Data warehouses
1) Purpose and role of DWH in iGaming
DWH is the central data consolidation and serving layer for reporting, analytics, compliance and ML. It provides:- Common metric definitions (GGR/NGR, ARPPU, Retention, Churn).
- Reproducible reports for regulators and internal stakeholders.
- Fast storefronts for BI/operating panels and sources for models.

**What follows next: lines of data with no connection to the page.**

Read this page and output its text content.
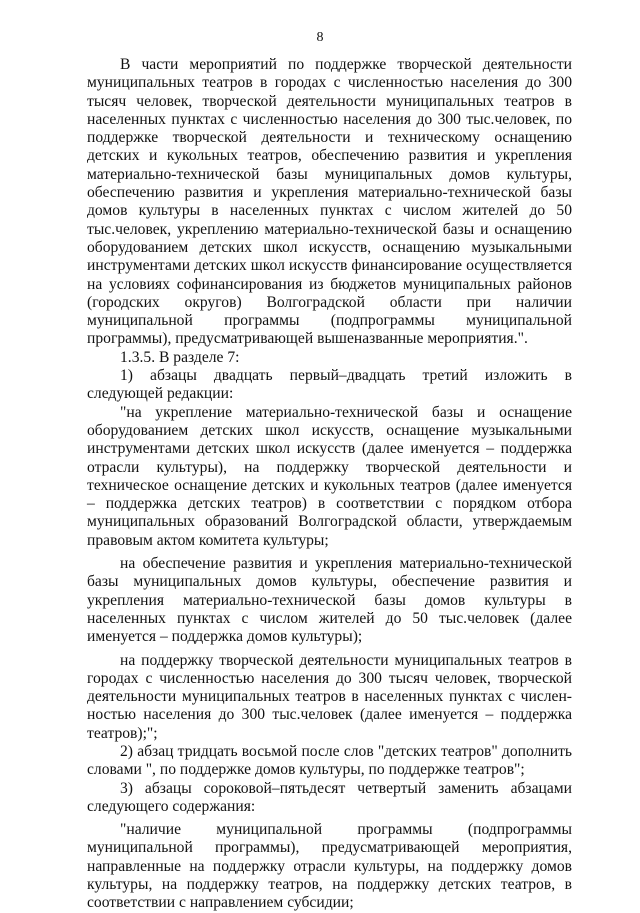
8

В части мероприятий по поддержке творческой деятельности муниципальных театров в городах с численностью населения до 300 тысяч человек, творческой деятельности муниципальных театров в населенных пунктах с численностью населения до 300 тыс.человек, по поддержке творческой деятельности и техническому оснащению детских и кукольных театров, обеспечению развития и укрепления материально-технической базы муниципальных домов культуры, обеспечению развития и укрепления материально-технической базы домов культуры в населенных пунктах с числом жителей до 50 тыс.человек, укреплению материально-технической базы и оснащению оборудованием детских школ искусств, оснащению музыкальными инструментами детских школ искусств финансирование осуществляется на условиях софинансирования из бюджетов муниципальных районов (городских округов) Волгоградской области при наличии муниципальной программы (подпрограммы муниципальной программы), предусматривающей вышеназванные мероприятия.".

1.3.5. В разделе 7:

1) абзацы двадцать первый–двадцать третий изложить в следующей редакции:

"на укрепление материально-технической базы и оснащение оборудованием детских школ искусств, оснащение музыкальными инструментами детских школ искусств (далее именуется – поддержка отрасли культуры), на поддержку творческой деятельности и техническое оснащение детских и кукольных театров (далее именуется – поддержка детских театров) в соответствии с порядком отбора муниципальных образований Волгоградской области, утверждаемым правовым актом комитета культуры;

на обеспечение развития и укрепления материально-технической базы муниципальных домов культуры, обеспечение развития и укрепления материально-технической базы домов культуры в населенных пунктах с числом жителей до 50 тыс.человек (далее именуется – поддержка домов культуры);

на поддержку творческой деятельности муниципальных театров в городах с численностью населения до 300 тысяч человек, творческой деятельности муниципальных театров в населенных пунктах с числен-ностью населения до 300 тыс.человек (далее именуется – поддержка театров);";

2) абзац тридцать восьмой после слов "детских театров" дополнить словами ", по поддержке домов культуры, по поддержке театров";

3) абзацы сороковой–пятьдесят четвертый заменить абзацами следующего содержания:

"наличие муниципальной программы (подпрограммы муниципальной программы), предусматривающей мероприятия, направленные на поддержку отрасли культуры, на поддержку домов культуры, на поддержку театров, на поддержку детских театров, в соответствии с направлением субсидии;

- Platform-level quality control, lineage, and safety.
2) Architectural options
2. 1 Classic DWH
ETL → DWH → BI.
Pros: Manageable models, strong consistency.
Cons: expensive downloads, complex backfill, limited flexibility.
2. 2 Lakehouse DWH
Bronze/Silver/Gold on ACID tables (Delta/Iceberg/Hudi) + SQL/MPP engine.

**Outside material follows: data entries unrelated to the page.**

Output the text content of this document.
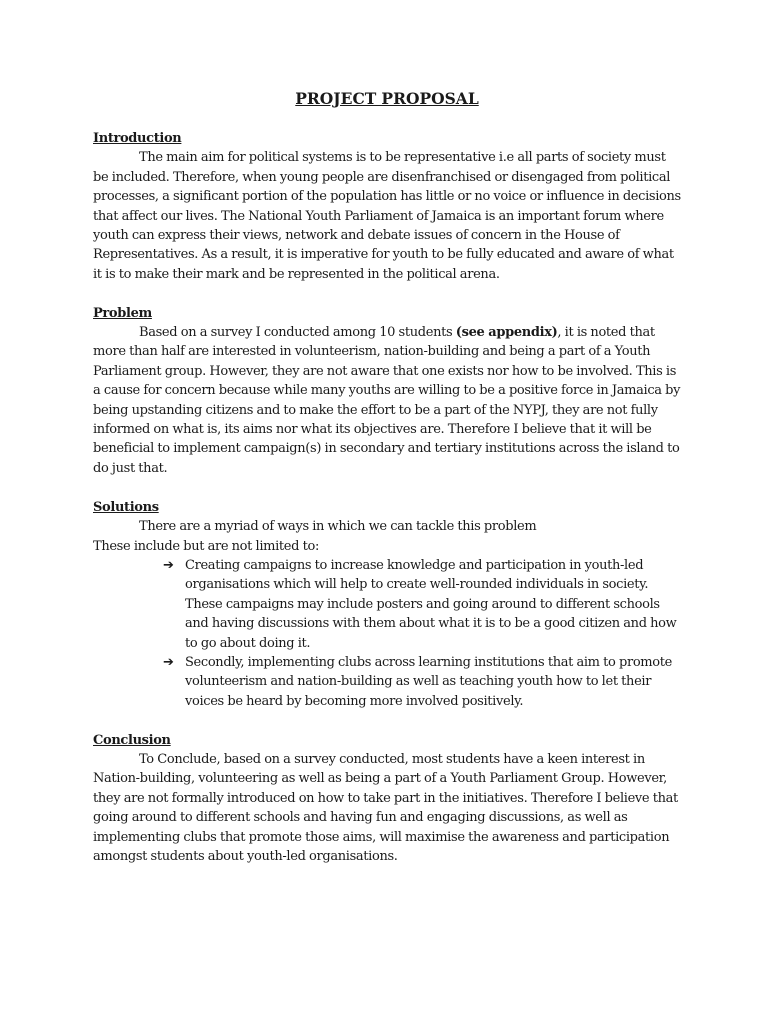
PROJECT PROPOSAL

Introduction

The main aim for political systems is to be representative i.e all parts of society must be included. Therefore, when young people are disenfranchised or disengaged from political processes, a significant portion of the population has little or no voice or influence in decisions that affect our lives. The National Youth Parliament of Jamaica is an important forum where youth can express their views, network and debate issues of concern in the House of Representatives. As a result, it is imperative for youth to be fully educated and aware of what it is to make their mark and be represented in the political arena.

Problem

Based on a survey I conducted among 10 students (see appendix), it is noted that more than half are interested in volunteerism, nation-building and being a part of a Youth Parliament group. However, they are not aware that one exists nor how to be involved. This is a cause for concern because while many youths are willing to be a positive force in Jamaica by being upstanding citizens and to make the effort to be a part of the NYPJ, they are not fully informed on what is, its aims nor what its objectives are. Therefore I believe that it will be beneficial to implement campaign(s) in secondary and tertiary institutions across the island to do just that.

Solutions

There are a myriad of ways in which we can tackle this problem

These include but are not limited to:

➔ Creating campaigns to increase knowledge and participation in youth-led organisations which will help to create well-rounded individuals in society. These campaigns may include posters and going around to different schools and having discussions with them about what it is to be a good citizen and how to go about doing it.
➔ Secondly, implementing clubs across learning institutions that aim to promote volunteerism and nation-building as well as teaching youth how to let their voices be heard by becoming more involved positively.

Conclusion

To Conclude, based on a survey conducted, most students have a keen interest in Nation-building, volunteering as well as being a part of a Youth Parliament Group. However, they are not formally introduced on how to take part in the initiatives. Therefore I believe that going around to different schools and having fun and engaging discussions, as well as implementing clubs that promote those aims, will maximise the awareness and participation amongst students about youth-led organisations.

Pros: unified storage, time-travel, simple reprocessing.
Cons: requires discipline of layers and DQ, mature orchestration.
2. 3 Hybrid
Lakehouse as a "source of truth" (Bronze/Silver), DWH-March in MPP (ClickHouse/Pinot/Druid/Cloud DWH) for high-speed reading.
Pros: balance of cost and performance, flexible storefronts.
Cons: dual support for circuits and skating, synchronization is needed.
Recommendation: for iGaming - Lakehouse + DWH-March (hybrid). Bronze/Silver - standardize, Gold/Real-time marts - serve reading loads.
3) Data modeling
3. 1 Star and Snowflake
Fact tables: narrow, event-driven: 'fact _ bets', 'fact _ payouts', 'fact _ payments'.
Dimensions: 'dim _ users' (SCD), 'dim _ games', 'dim _ providers', 'dim _ markets'.
Snowflake is appropriate in Silver (normalization), Star - in Gold (reading).
3. 2 Data Vault 2. 0 (integration core)
Hubs (business keys), Links (relationships), Satellites (context/history).
Apply in Silver for long-lived provider/PSP integrations.
3. 3 SCD I/II/III
SCD II for RG/KYC/channels and game attributes (RTP/volatility).
Strict intervals' valid _ from/valid _ to ', correct join in time.
4) Load: ETL/ELT, CDC and increments
ELT approach: loading in Silver → transformation in DWH.
CDC: Debezium/log replication from OLTP; merzhi are idempotent.
Increments: by time water ('updated _ at> max_loaded_ts') and/or hash delta.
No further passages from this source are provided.